Hungary’s president resigns amid uproar over pardon of man convicted of child sex abuse

Hungary’s conservative president resigned on Saturday amid public outcry over the pardon she granted to a man convicted as an accomplice in a child sex abuse case, a decision that unleashed an unprecedented political scandal for the long-serving nationalist government.

Katalin Novak, 46, announced in a televised message that she will step down from the presidential position she has held since 2022. Her decision came after more than a week of public anger after it was revealed that she had issued a presidential pardon last April. 2023 for a man convicted of covering up a series of child sexual assaults at a state-run children’s home.

“I issued an amnesty that caused confusion and confusion among many people,” Novak said on Saturday. “I made a mistake.”

Novak’s resignation came as a rare episode of political turmoil for Hungary’s ruling nationalist Fidesz party, which has governed with a constitutional majority since 2010. Under the leadership of populist Prime Minister Viktor Orbán, Fidesz has been accused of dismantling democratic institutions and rigging the electoral system. And the media is in its favour.

Novak, Orban’s main ally and former Fidesz party vice president, served as Minister of Family Affairs until her appointment to the presidency. She was frank In defense of traditional family values ​​and the protection of children.

The person is photographed from the chest up.
Novak in January attends the World Economic Forum in Davos, Switzerland. (Gian Erenzeler/Keystone/The Associated Press)

She was the first female president in Hungary’s history, and the youngest person ever to hold that position.

Her term ended as a result of her decision to pardon a man who was sentenced in 2018 to more than three years in prison. He was convicted of pressuring victims to retract their allegations of sexual abuse by the institution’s director, who was sentenced to eight years in prison for assaulting at least 10 children between 2004 and 2016.

“I decided in favor of a pardon in April last year, believing that the convict did not exploit the vulnerability of the children entrusted to him. I made a mistake,” Novak said on Saturday. “I apologize to those I have hurt and to any victims who may have felt I was not standing up for them.

“As head of state, I address you for the last time today. I resign from the position of President of the Republic,” she said.

Two people looking at each other during a ceremony.
Hungarian Prime Minister Viktor Orban, center, stands next to Novak, left, at Sandor Palace in Budapest in April 2023. (Remo Caselli/Reuters)

Judit Varga, another key Fidesz figure who was Minister of Justice at the time and supported the amnesty, was also implicated. Varga was expected to top Fidesz’s list of European Parliament candidates when elections are held this summer.

But Varga announced in a Facebook post on Saturday that she would take political responsibility and “retire from public life, resigning from my seat as a Member of Parliament and also as leader of the European Parliament list.”

“You have to look up”

At the presidential residence in Budapest on Saturday evening, about 200 people gathered in what was originally planned to be a protest to call on Novak to resign.

After its announcement, those present said they were happy, but that was not enough to bring about a radical change in Orban’s system of government.

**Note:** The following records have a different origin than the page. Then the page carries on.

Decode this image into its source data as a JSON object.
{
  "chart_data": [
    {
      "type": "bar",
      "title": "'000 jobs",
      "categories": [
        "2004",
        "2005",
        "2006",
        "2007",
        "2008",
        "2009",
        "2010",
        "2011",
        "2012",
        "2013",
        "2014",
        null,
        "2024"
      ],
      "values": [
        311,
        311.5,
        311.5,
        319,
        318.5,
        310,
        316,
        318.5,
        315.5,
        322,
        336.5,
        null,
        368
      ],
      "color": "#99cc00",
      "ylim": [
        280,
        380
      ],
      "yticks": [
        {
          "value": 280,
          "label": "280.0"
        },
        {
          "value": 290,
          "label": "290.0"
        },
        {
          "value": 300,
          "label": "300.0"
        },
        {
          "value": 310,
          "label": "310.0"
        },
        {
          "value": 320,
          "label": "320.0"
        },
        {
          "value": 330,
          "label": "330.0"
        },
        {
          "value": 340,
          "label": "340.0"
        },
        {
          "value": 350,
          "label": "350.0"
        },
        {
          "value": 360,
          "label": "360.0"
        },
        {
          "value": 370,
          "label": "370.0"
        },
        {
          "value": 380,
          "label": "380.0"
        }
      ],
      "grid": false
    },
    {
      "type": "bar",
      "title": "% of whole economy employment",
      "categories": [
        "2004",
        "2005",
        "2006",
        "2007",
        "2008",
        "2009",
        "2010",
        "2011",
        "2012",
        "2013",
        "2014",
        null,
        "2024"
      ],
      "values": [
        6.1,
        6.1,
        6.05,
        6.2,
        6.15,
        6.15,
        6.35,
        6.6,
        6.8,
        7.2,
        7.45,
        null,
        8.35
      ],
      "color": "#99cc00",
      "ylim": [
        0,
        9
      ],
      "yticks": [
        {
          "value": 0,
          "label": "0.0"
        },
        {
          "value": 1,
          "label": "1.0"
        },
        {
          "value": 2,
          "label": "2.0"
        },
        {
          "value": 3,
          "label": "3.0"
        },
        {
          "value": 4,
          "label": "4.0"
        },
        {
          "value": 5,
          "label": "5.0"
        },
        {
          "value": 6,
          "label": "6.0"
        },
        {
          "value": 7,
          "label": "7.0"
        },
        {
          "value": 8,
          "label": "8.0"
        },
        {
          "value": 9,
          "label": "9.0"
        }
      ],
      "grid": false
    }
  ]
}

Anna Bogna said: “I am happy that she resigned, but I think things are not resolved that way. She is not the main criminal, you have to look at the top.”

A crowd of demonstrators clapping and chanting.
Protesters gather in front of Sándor Palace, the office of the Hungarian president, in Budapest on Saturday. (Denis Erdos/The Associated Press)

Erzbet Zabonzai, one of the attendees, said she was “very, very happy” about Novak’s resignation, but “she should have resigned from the first moment, like many people in this government, because she is not alone.”

She added: “Her resignation was correct, because in this way she saves herself from more people who hate her and feel angry because she represents this country until now.”

Orban’s Fidesz party enjoys the highest level of support among Hungary’s political parties, and a divided opposition has contributed to its four consecutive electoral victories.

His government, considered the most Kremlin-friendly in the European Union, has been criticized within the bloc for holding up key decisions such as support for Ukraine and Sweden’s admission into the NATO military alliance.

On Saturday, the head of the Fidesz parliamentary delegation, Matej Kocsis, said in a statement that Novak and Varga had made a “responsible decision,” and that the party was grateful for their work.